Daí demandar a intervenção, rápida e enérgica da Justiça, para amparar o funcionalismo do Estado que não recebe salário.
Salário é alimento, doutora juíza. Pensão, também. Está na Constituição Federal (artigo 100, § 1º – A). E tem esta redação:
“Os débitos de natureza alimentícia compreendem aqueles decorrentes de salários, vencimentos, proventos, pensões e suas complementações…”. E salário e pensões são impenhoráveis. Não podem sofrer a mínima constrição, judicial ou não. É uma garantia que sempre esteve no Código de Processo Civil. Neste novo CPC de 2015, a proibição de penhorar (ou arrestar, bloquear, indisponibilizar, seja lá o nome que se queira usar) está no artigo 883, IV, com esta redação:
“São impenhoráveis… IV – os vencimentos, os subsídios, os soldos, os salários, as remunerações, os proventos de aposentadoria, as pensões...”.
PERVERSIDADE OFICIAL – O que o Estado Brasileiro está fazendo com seus súditos, com o funcionalismo do ERJ e de outros Estados é de uma brutalidade social e jurídica gritante. O fato do dinheiro se achar na conta do Estado-patrão não o desnatura. Sua destinação é para pagamento do salário do funcionalismo, destinação primeira, a mais importante e a mais essencial. O funcionalismo público do RJ não está pedindo favor. Menos ainda piedade. O que pedem é o recebimento do salário referente aos meses trabalhados. Nada mais que isso. É o mínimo a que eles têm direito.
E o dinheiro está na conta do Estado, que dele é mero depositário e repassador para as contas do funcionalismo. Interromper, com penhora, arresto ou bloqueio, essa cadeia, esse itinerário, até que o dinheiro chegue à conta dos funcionários, é rigorosamente ilegal e indiscutivelmente desumano. É perversidade oficial.
Pior ainda porque a privação parte da União, que nada mais é do que um grande pater-familiae que não pode permitir que parte de seus filhos e súditos se vejam privados da mínima condição de sobrevivência e outros não. A distribuição do dinheiro público é para todos, filhos que economizam e filhos pródigos. Um pai não pode permitir que alguns de seus filhos recebem o necessário para a sobrevivência e outros não.
DÍVIDA DO ESTADO, NÃO DO SERVIDOR – O dinheiro, meritíssima Juíza, não é municipal, não é estadual nem federal. O dinheiro é nacional. Logo, aos nacionais brasileiros pertence. Se o Estado do Rio de Janeiro é devedor da União, não é justo, não é humano, não é legal, não é constitucional que o dinheiro do Estado-membro seja apreendido para quitar a dívida, sem dele descartar, antes, o montante destinado a pagamento de salário do funcionalismo, que é impenhorável.

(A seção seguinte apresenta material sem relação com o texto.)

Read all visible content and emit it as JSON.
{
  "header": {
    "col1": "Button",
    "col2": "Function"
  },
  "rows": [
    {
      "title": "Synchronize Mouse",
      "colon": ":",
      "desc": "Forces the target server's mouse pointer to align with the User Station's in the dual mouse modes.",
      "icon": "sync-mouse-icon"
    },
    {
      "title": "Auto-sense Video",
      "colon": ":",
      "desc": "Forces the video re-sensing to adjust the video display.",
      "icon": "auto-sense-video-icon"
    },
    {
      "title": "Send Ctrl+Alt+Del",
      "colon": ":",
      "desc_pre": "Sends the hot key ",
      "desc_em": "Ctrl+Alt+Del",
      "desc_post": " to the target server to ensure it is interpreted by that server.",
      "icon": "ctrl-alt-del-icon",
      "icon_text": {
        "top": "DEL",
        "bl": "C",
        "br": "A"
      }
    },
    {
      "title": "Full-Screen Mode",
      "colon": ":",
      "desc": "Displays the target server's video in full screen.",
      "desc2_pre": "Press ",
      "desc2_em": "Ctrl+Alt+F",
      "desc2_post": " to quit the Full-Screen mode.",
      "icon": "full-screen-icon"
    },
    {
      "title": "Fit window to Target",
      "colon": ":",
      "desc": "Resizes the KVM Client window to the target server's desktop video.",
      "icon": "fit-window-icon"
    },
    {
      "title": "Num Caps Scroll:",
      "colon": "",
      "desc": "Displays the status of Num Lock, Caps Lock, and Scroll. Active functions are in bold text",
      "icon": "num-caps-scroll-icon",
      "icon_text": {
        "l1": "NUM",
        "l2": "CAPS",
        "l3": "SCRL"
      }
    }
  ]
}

Na prática, o funcionalismo do RJ está pagando, caro e com o risco de vida, por uma dívida que o funcionário não contraiu. E mesmo se tivesse contraído, seu salário jamais poderia ser penhorado, ou arrestado, para pagamento do débito.
Ao longo dos anos li e advoguei muito. Foi a profissão que desempenhei dignamente, sem uma mácula em meus registros na OAB. Li e aprendi que arrestos, sequestros, penhoras, bloqueios (e/ou indisponibilidade) de bens e outras providências congêneres, são medidas cautelares judiciais. Somente a Justiça, a Magistratura, tem o poder de determiná-las, desde que provocadas à prestação jurisdicional.
Vejo que a Ação Civil Pública que os defensores públicos do ERJ entregaram à Justiça é dirigida contra a União e o Estado do Rio de Janeiro. Então, estamos diante de um bloqueio ordenado pela União, vitimando o funcionalismo do Estado e o próprio Estado do RJ. E o Executivo não tem este poder de penhorar, arrestar e bloquear e que somente à magistratura, ao Poder Judiciário é conferido. Mesmo na eventualidade de lei que assim permita, tal lei é inconstitucional, por outorgar ao Executivo nacional um poder e uma prerrogativa que somente o Judiciário detém.
QUE A LIMINAR SEJA CONCEDIDA – Não, meritíssima Juíza. Ao ler ontem no O Globo que a Defensoria Pública do Estado tinha recorrido à Justiça Federal em defesa do funcionalismo público, fiquei aliviado. Mas ao ler hoje a decisão de Vossa Excelência, que deixa de conceder a liminar para que as partes (Estado e União) se entendam primeiro, confesso que tomou conta de mim aquele sentimento que Corneille escreveu no Le Cid “resto imóvel, com minha alma abatida”.
E como cidadão brasileiro, advogado e solidário com o sofrimento do funcionalismo público do Estado do Rio de Janeiro, rogo a Vossa Excelência que, de ofício, reconsidere a decisão que aconselhou Estado e União a se sentarem na mesa de conversação para resolverem a questão — aconselhamento, aliás, sem qualquer consequência se não for atendido –, para o fim de deferir a liminar determinando o desbloqueio e a liberação do dinheiro para o pagamento do salário do funcionalismo público estadual, seja nos limites do pedido formulado pela Defensoria Pública e até mesmo fora deles, uma vez que a questão é de ordem pública e reclama urgência e criatividade do julgador.
Por fim, fica registrado que a concessão da liminar só trará benefício à saúde e à vida do funcionário. E na eventualidade de a liminar vir a ser reformada mais tarde pelo Tribunal, tanto não representará o menor risco ou prejuízo para funcionalismo, que não estará obrigado a devolver o dinheiro-salário, uma vez que vige entre nós o princípio segundo o qual o que se recebeu a título de alimentos não se repete. Ou seja, não se devolve.